Tony Cinotti - VP Mobile Banking
Joel Flynn – Chief Innovation Officer
Igor Stelmashenko, Chief Technical Architect
Igor brings over 20 plus years of technological engineering and administration experience to MDMC. He leads the technical team and streamlining their technology further. Starting with a degree in microelectronics he spent most of his carrier delivering software for a wide-range of industries: online gaming, social networking, financial, and e-commerce. Igor is a passionate advocate of mobile and cloud computing, digital media and electronic payment methods. His working experience covers everything from mainframes to embedded electronics and smartphones.
In our view, MDMC has advantages over other companies in the space. For example, despite their exhortations, the 800-poind gorillas in the industry are not particularly liked by merchants as the deals provided to consumers do not foster loyalty. Furthermore, analytics are only useful in situations where loyalty rules the day. Its JV with TapIn will ensure solid revenue and break-even results next year, and should open the door to many, major opportunities beyond the golf vertical. As a result, we believe that MDMC will likely trade at several times forward revenue forecasts.

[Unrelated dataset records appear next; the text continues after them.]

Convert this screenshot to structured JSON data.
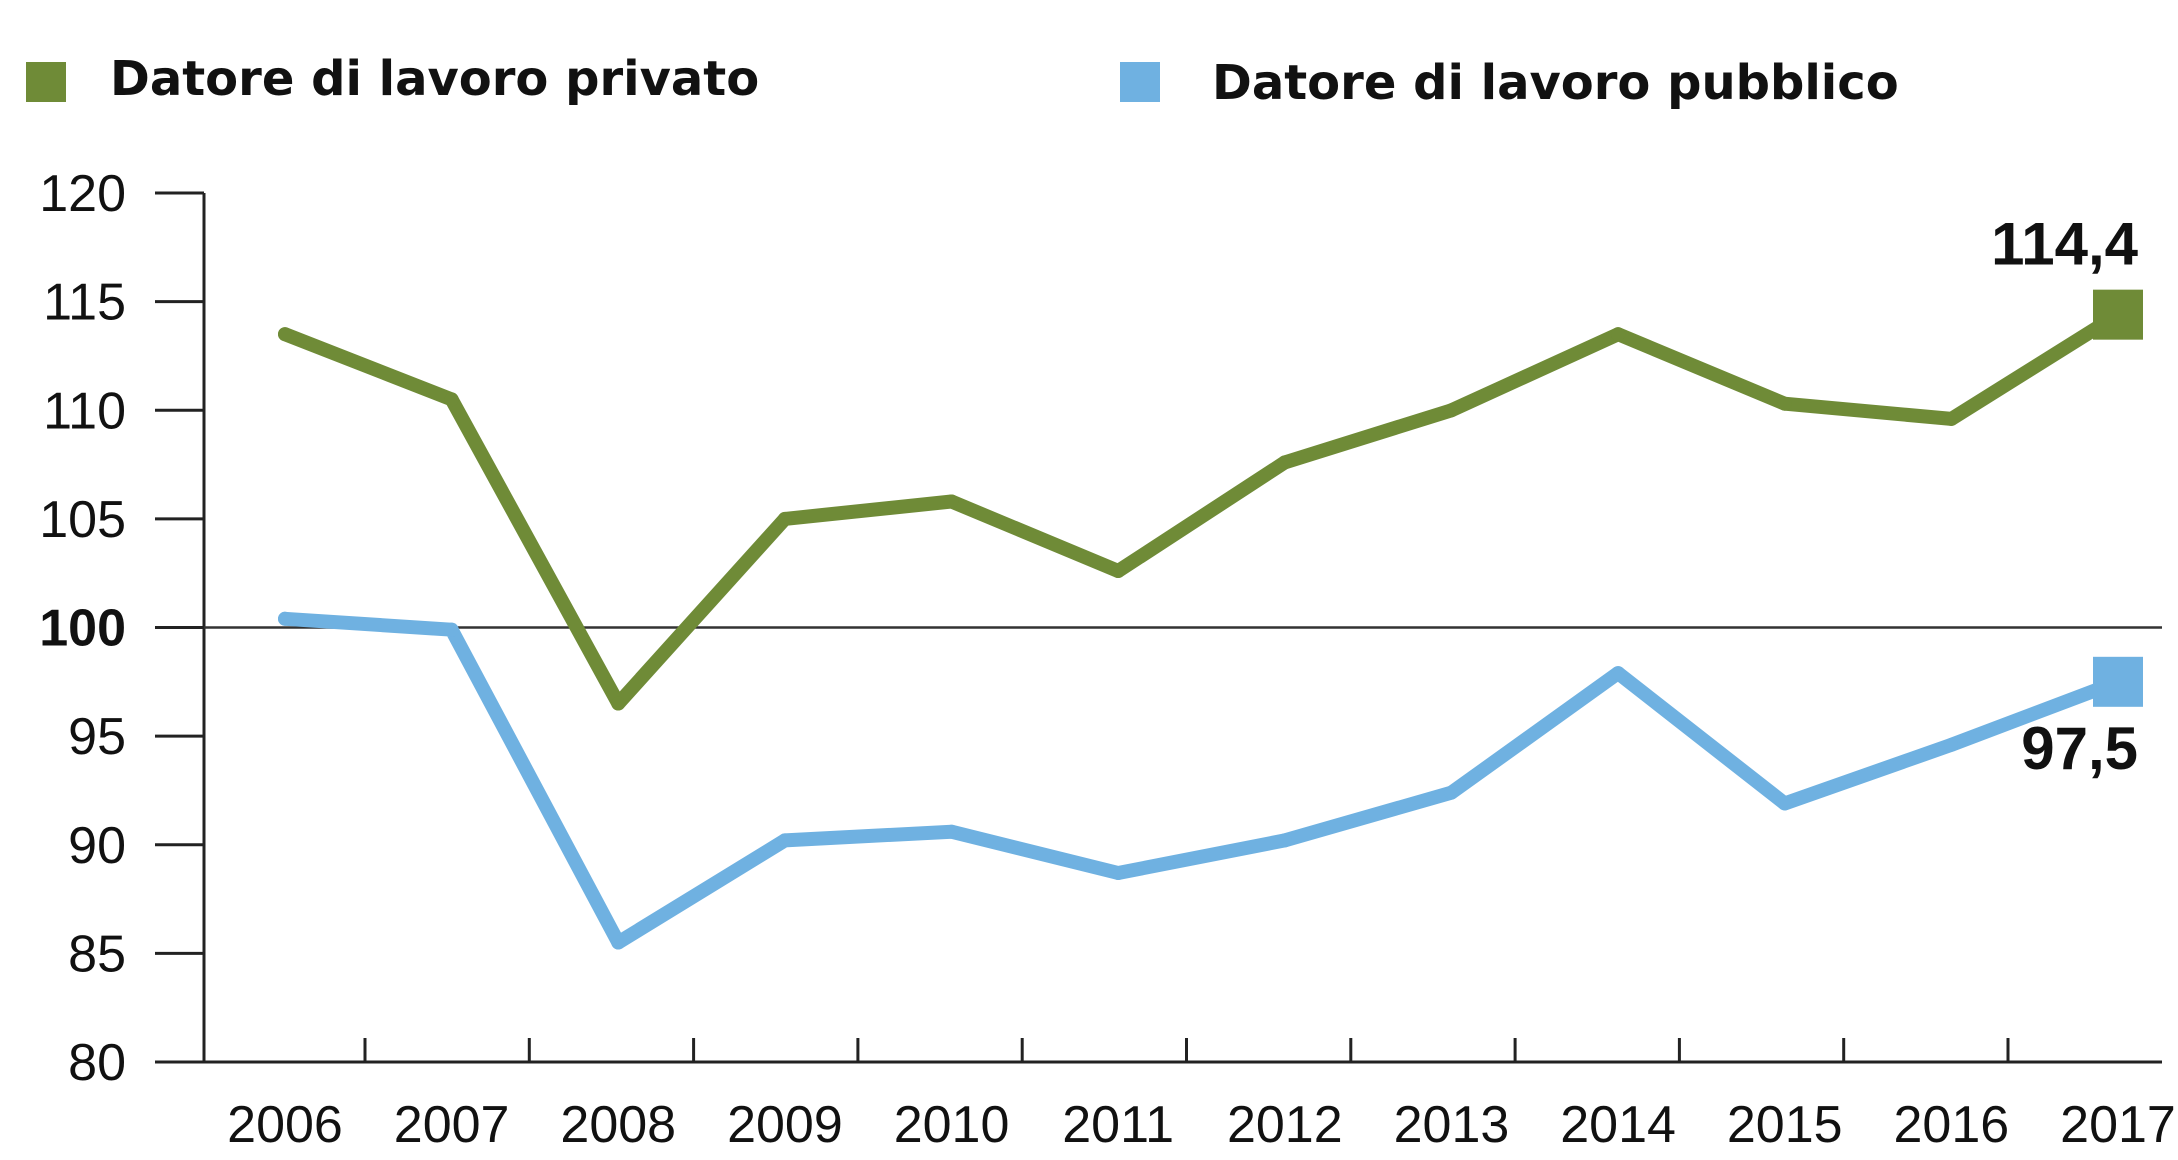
{
  "chart_data": {
    "type": "line",
    "x": [
      "2006",
      "2007",
      "2008",
      "2009",
      "2010",
      "2011",
      "2012",
      "2013",
      "2014",
      "2015",
      "2016",
      "2017"
    ],
    "series": [
      {
        "name": "Datore di lavoro privato",
        "color": "#6f8b37",
        "values": [
          113.5,
          110.5,
          96.5,
          105.0,
          105.8,
          102.6,
          107.6,
          110.0,
          113.5,
          110.3,
          109.6,
          114.4
        ],
        "end_label": "114,4"
      },
      {
        "name": "Datore di lavoro pubblico",
        "color": "#6fb1e1",
        "values": [
          100.4,
          99.9,
          85.5,
          90.2,
          90.6,
          88.7,
          90.2,
          92.4,
          97.9,
          91.9,
          94.6,
          97.5
        ],
        "end_label": "97,5"
      }
    ],
    "yticks": [
      "80",
      "85",
      "90",
      "95",
      "100",
      "105",
      "110",
      "115",
      "120"
    ],
    "ylim": [
      80,
      120
    ],
    "reference_line": 100,
    "legend_position": "top"
  }
}
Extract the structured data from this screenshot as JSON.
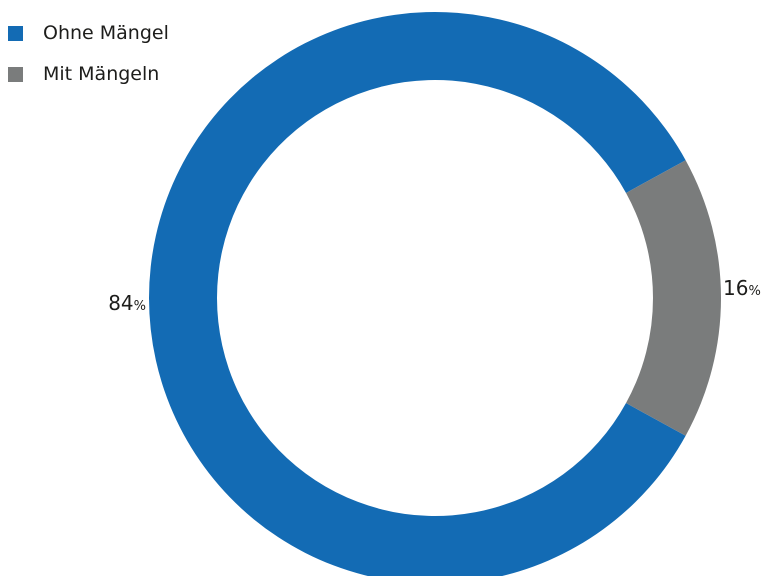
{
  "chart_data": {
    "type": "pie",
    "donut": true,
    "legend_position": "top-left",
    "slices": [
      {
        "name": "Ohne Mängel",
        "value": 84,
        "label_value": "84",
        "label_unit": "%",
        "color": "#136bb4"
      },
      {
        "name": "Mit Mängeln",
        "value": 16,
        "label_value": "16",
        "label_unit": "%",
        "color": "#7a7c7c"
      }
    ]
  }
}
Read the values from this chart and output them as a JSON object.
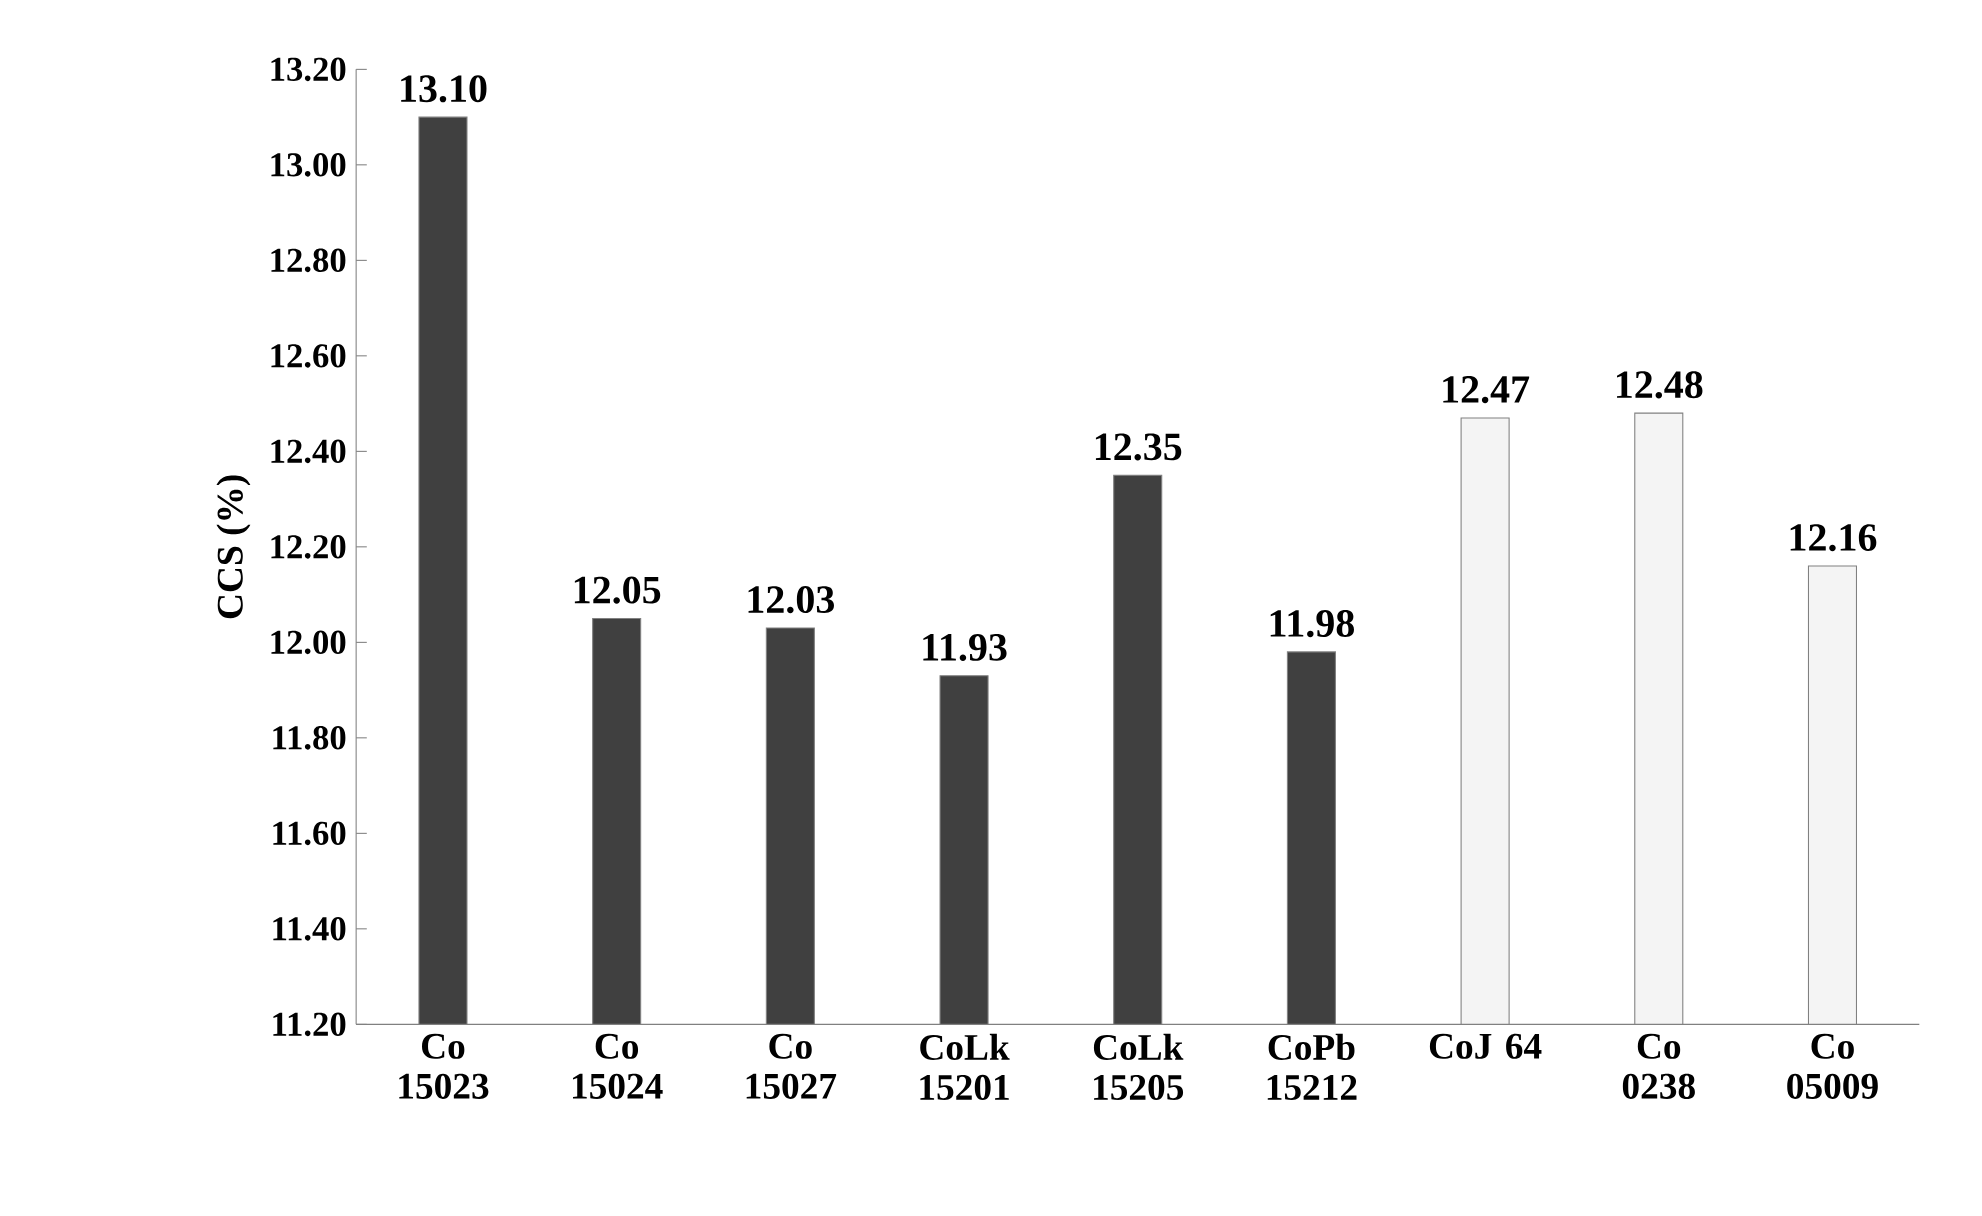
{
  "chart_data": {
    "type": "bar",
    "ylabel": "CCS (%)",
    "categories": [
      "Co 15023",
      "Co 15024",
      "Co 15027",
      "CoLk 15201",
      "CoLk 15205",
      "CoPb 15212",
      "CoJ 64",
      "Co 0238",
      "Co 05009"
    ],
    "values": [
      13.1,
      12.05,
      12.03,
      11.93,
      12.35,
      11.98,
      12.47,
      12.48,
      12.16
    ],
    "value_labels": [
      "13.10",
      "12.05",
      "12.03",
      "11.93",
      "12.35",
      "11.98",
      "12.47",
      "12.48",
      "12.16"
    ],
    "colors": [
      "#404040",
      "#404040",
      "#404040",
      "#404040",
      "#404040",
      "#404040",
      "#f4f4f4",
      "#f4f4f4",
      "#f4f4f4"
    ],
    "ylim": [
      11.2,
      13.2
    ],
    "yticks": [
      {
        "value": 11.2,
        "label": "11.20"
      },
      {
        "value": 11.4,
        "label": "11.40"
      },
      {
        "value": 11.6,
        "label": "11.60"
      },
      {
        "value": 11.8,
        "label": "11.80"
      },
      {
        "value": 12.0,
        "label": "12.00"
      },
      {
        "value": 12.2,
        "label": "12.20"
      },
      {
        "value": 12.4,
        "label": "12.40"
      },
      {
        "value": 12.6,
        "label": "12.60"
      },
      {
        "value": 12.8,
        "label": "12.80"
      },
      {
        "value": 13.0,
        "label": "13.00"
      },
      {
        "value": 13.2,
        "label": "13.20"
      }
    ]
  }
}
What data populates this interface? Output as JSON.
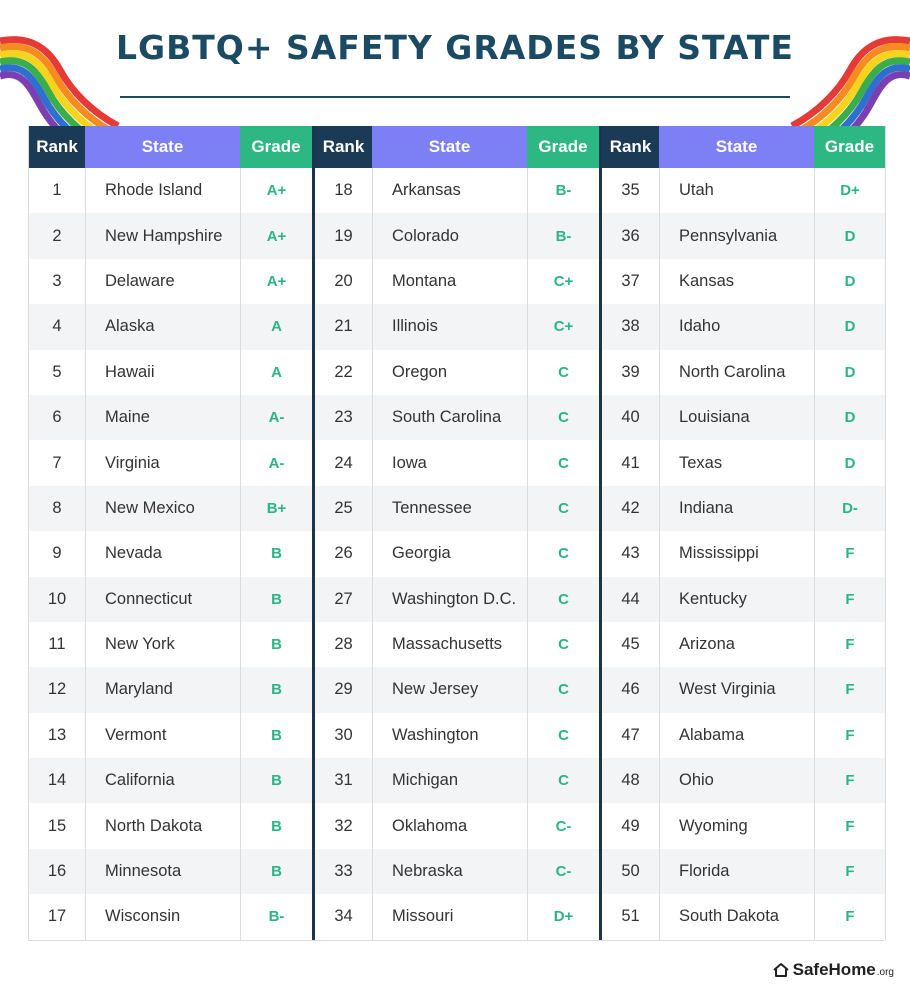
{
  "title": "LGBTQ+ SAFETY GRADES BY STATE",
  "headers": {
    "rank": "Rank",
    "state": "State",
    "grade": "Grade"
  },
  "colors": {
    "title": "#1b4a63",
    "rank_header": "#1b3a56",
    "state_header": "#7d7ff4",
    "grade_header": "#2db883",
    "grade_text": "#2bb584"
  },
  "logo": {
    "brand": "SafeHome",
    "tld": ".org",
    "icon": "house-icon"
  },
  "groups": [
    {
      "rows": [
        {
          "rank": "1",
          "state": "Rhode Island",
          "grade": "A+"
        },
        {
          "rank": "2",
          "state": "New Hampshire",
          "grade": "A+"
        },
        {
          "rank": "3",
          "state": "Delaware",
          "grade": "A+"
        },
        {
          "rank": "4",
          "state": "Alaska",
          "grade": "A"
        },
        {
          "rank": "5",
          "state": "Hawaii",
          "grade": "A"
        },
        {
          "rank": "6",
          "state": "Maine",
          "grade": "A-"
        },
        {
          "rank": "7",
          "state": "Virginia",
          "grade": "A-"
        },
        {
          "rank": "8",
          "state": "New Mexico",
          "grade": "B+"
        },
        {
          "rank": "9",
          "state": "Nevada",
          "grade": "B"
        },
        {
          "rank": "10",
          "state": "Connecticut",
          "grade": "B"
        },
        {
          "rank": "11",
          "state": "New York",
          "grade": "B"
        },
        {
          "rank": "12",
          "state": "Maryland",
          "grade": "B"
        },
        {
          "rank": "13",
          "state": "Vermont",
          "grade": "B"
        },
        {
          "rank": "14",
          "state": "California",
          "grade": "B"
        },
        {
          "rank": "15",
          "state": "North Dakota",
          "grade": "B"
        },
        {
          "rank": "16",
          "state": "Minnesota",
          "grade": "B"
        },
        {
          "rank": "17",
          "state": "Wisconsin",
          "grade": "B-"
        }
      ]
    },
    {
      "rows": [
        {
          "rank": "18",
          "state": "Arkansas",
          "grade": "B-"
        },
        {
          "rank": "19",
          "state": "Colorado",
          "grade": "B-"
        },
        {
          "rank": "20",
          "state": "Montana",
          "grade": "C+"
        },
        {
          "rank": "21",
          "state": "Illinois",
          "grade": "C+"
        },
        {
          "rank": "22",
          "state": "Oregon",
          "grade": "C"
        },
        {
          "rank": "23",
          "state": "South Carolina",
          "grade": "C"
        },
        {
          "rank": "24",
          "state": "Iowa",
          "grade": "C"
        },
        {
          "rank": "25",
          "state": "Tennessee",
          "grade": "C"
        },
        {
          "rank": "26",
          "state": "Georgia",
          "grade": "C"
        },
        {
          "rank": "27",
          "state": "Washington D.C.",
          "grade": "C"
        },
        {
          "rank": "28",
          "state": "Massachusetts",
          "grade": "C"
        },
        {
          "rank": "29",
          "state": "New Jersey",
          "grade": "C"
        },
        {
          "rank": "30",
          "state": "Washington",
          "grade": "C"
        },
        {
          "rank": "31",
          "state": "Michigan",
          "grade": "C"
        },
        {
          "rank": "32",
          "state": "Oklahoma",
          "grade": "C-"
        },
        {
          "rank": "33",
          "state": "Nebraska",
          "grade": "C-"
        },
        {
          "rank": "34",
          "state": "Missouri",
          "grade": "D+"
        }
      ]
    },
    {
      "rows": [
        {
          "rank": "35",
          "state": "Utah",
          "grade": "D+"
        },
        {
          "rank": "36",
          "state": "Pennsylvania",
          "grade": "D"
        },
        {
          "rank": "37",
          "state": "Kansas",
          "grade": "D"
        },
        {
          "rank": "38",
          "state": "Idaho",
          "grade": "D"
        },
        {
          "rank": "39",
          "state": "North Carolina",
          "grade": "D"
        },
        {
          "rank": "40",
          "state": "Louisiana",
          "grade": "D"
        },
        {
          "rank": "41",
          "state": "Texas",
          "grade": "D"
        },
        {
          "rank": "42",
          "state": "Indiana",
          "grade": "D-"
        },
        {
          "rank": "43",
          "state": "Mississippi",
          "grade": "F"
        },
        {
          "rank": "44",
          "state": "Kentucky",
          "grade": "F"
        },
        {
          "rank": "45",
          "state": "Arizona",
          "grade": "F"
        },
        {
          "rank": "46",
          "state": "West Virginia",
          "grade": "F"
        },
        {
          "rank": "47",
          "state": "Alabama",
          "grade": "F"
        },
        {
          "rank": "48",
          "state": "Ohio",
          "grade": "F"
        },
        {
          "rank": "49",
          "state": "Wyoming",
          "grade": "F"
        },
        {
          "rank": "50",
          "state": "Florida",
          "grade": "F"
        },
        {
          "rank": "51",
          "state": "South Dakota",
          "grade": "F"
        }
      ]
    }
  ]
}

In our view, MDMC’s biggest risks are twofold. First, the Company needs to demonstrate it can consistently and profitably execute daily deals and provide value-added analytics. Second, it must execute its sales and marketing plan on the business development front in other verticals, notably big block stores. We believe that MDMC will be very successful in its development efforts but understand that the timing of the start of commercialization could push meaningful revenue generation out to a later date, or in a smaller initial ramp, thus impacting the Company’s revenue ramp or time to profitability. Competition from larger firms or even from newer entrants is a typical concern and is also consistent with firms of MDMC’s size and standing.
VALUATION AND CONCLUSION
While the stock will be event-driven over the coming months, we believe that the stock will trade at a meaningful premium to the revenue multiple afforded Groupon and other comps in the market. Given the innovative model, strength of the technology and the huge market opportunity, we believe that MDMC’s shares could reach $1.50 as new business and development milestones occur. In our view, $100M in revenue is in the cards in the next few years, given the type of hyper-growth in the space, but with profitability achieved sooner than its competitors, making the stock more valuable to investors. Moreover, if the platform is as successful as advertised, it could become a primary source of marketing for all retailers. Therefore, if the MDMC analytics provided to merchants reach their value-added potential, a takeover of MDMC could also emerge as a possibility. We rate MDMC Speculative Buy.